Ferriday did not take a sweet, but had a cheese instead, after an anxious debate with the waiter about the health of the Camembert and the decadence of the Roquefort. When this weighty matter was settled he returned to Kedzie:

“Now for something to drink. A little sherry and bitters to begin with, of course; and a—oh, umm, let me see—simple things are best; suppose we stick to champagne.” He called it “shah pine,” according to Kedzie's ear, but she hoped he meant shampane. She had always wanted to taste “wealthy water,” as Gilfoyle called it, but never called for it.

Kedzie was a trifle alarmed when Ferriday said: “I hope you don't like it sweet. It can't be too dry for me.”

“Me, either,” Kedzie assured him—and made a face implying that she always took it in the form of a powder.

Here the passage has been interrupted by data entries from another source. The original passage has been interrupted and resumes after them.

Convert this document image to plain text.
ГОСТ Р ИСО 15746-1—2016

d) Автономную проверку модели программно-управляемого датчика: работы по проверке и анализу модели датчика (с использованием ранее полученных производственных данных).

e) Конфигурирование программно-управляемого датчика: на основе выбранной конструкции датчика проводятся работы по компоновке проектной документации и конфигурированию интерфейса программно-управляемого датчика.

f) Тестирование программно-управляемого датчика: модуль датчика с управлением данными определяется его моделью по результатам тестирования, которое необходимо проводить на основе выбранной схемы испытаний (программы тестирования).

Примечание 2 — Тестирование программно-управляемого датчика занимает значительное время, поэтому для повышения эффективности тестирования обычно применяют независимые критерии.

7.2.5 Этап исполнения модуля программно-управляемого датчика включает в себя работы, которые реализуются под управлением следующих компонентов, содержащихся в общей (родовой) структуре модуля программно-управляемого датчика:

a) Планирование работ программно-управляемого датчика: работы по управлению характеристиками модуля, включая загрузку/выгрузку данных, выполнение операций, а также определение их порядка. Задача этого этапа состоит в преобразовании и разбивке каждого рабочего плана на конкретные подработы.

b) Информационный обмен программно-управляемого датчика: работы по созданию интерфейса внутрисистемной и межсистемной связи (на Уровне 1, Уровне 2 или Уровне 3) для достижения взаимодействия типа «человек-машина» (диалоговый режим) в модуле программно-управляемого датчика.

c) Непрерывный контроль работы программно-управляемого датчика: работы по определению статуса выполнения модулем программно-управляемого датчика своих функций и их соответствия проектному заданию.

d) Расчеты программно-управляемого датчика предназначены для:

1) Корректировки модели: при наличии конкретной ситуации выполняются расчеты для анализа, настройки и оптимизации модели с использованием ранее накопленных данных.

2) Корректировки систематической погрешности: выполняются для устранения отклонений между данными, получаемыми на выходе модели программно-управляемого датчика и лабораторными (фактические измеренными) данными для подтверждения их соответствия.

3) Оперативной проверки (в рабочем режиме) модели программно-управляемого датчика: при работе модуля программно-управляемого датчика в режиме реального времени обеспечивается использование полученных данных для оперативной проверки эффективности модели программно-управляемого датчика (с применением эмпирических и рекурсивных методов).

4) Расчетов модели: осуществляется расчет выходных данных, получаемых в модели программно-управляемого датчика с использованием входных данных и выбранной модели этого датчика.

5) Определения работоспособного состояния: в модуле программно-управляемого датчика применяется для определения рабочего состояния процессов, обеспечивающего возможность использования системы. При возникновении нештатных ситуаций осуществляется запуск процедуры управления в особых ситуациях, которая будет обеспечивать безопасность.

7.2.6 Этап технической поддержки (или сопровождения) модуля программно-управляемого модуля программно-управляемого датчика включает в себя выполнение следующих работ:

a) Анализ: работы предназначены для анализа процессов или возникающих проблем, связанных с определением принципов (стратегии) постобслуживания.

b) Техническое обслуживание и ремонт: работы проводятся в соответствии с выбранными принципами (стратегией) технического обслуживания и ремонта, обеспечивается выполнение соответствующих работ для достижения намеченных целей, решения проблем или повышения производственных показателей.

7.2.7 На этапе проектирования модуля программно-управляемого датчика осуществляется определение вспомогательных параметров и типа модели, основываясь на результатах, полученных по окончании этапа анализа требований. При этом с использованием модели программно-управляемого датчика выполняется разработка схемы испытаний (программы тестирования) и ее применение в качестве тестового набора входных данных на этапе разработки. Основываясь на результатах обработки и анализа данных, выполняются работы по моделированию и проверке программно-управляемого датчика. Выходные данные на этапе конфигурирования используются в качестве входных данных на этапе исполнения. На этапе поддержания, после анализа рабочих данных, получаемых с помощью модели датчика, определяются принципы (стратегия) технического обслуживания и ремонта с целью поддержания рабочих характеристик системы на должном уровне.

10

Ferriday smiled benignly and said to the waiter: “You might bring us een boo-tay de Bollinger Numéro—er—katter—vang—kanz.” He knew that the French for ninety-five was four-twenties-fifteen, but the waiter could not understand till he placed his finger on the number with his best French accent. He saved himself from collapse by a stern post-dictum:

“Remember, it's the vintage of nineteen hundred. If you bring that loathsome eighteen ninety-three I'll have to crack the bottle over your head. You wouldn't want that, would you?”

Non, m'zoo, oui, monzoo,” said the German waiter.

“Then we'll have some black coffee and a liqueur—a Curaçao, say, or a green Chartreuse, or a white mint. Which?”

Naturally Kedzie said the white mint, please.

With that Ferriday released the waiter, who hurried away, hoping that Ferriday's affectations included extravagant tips.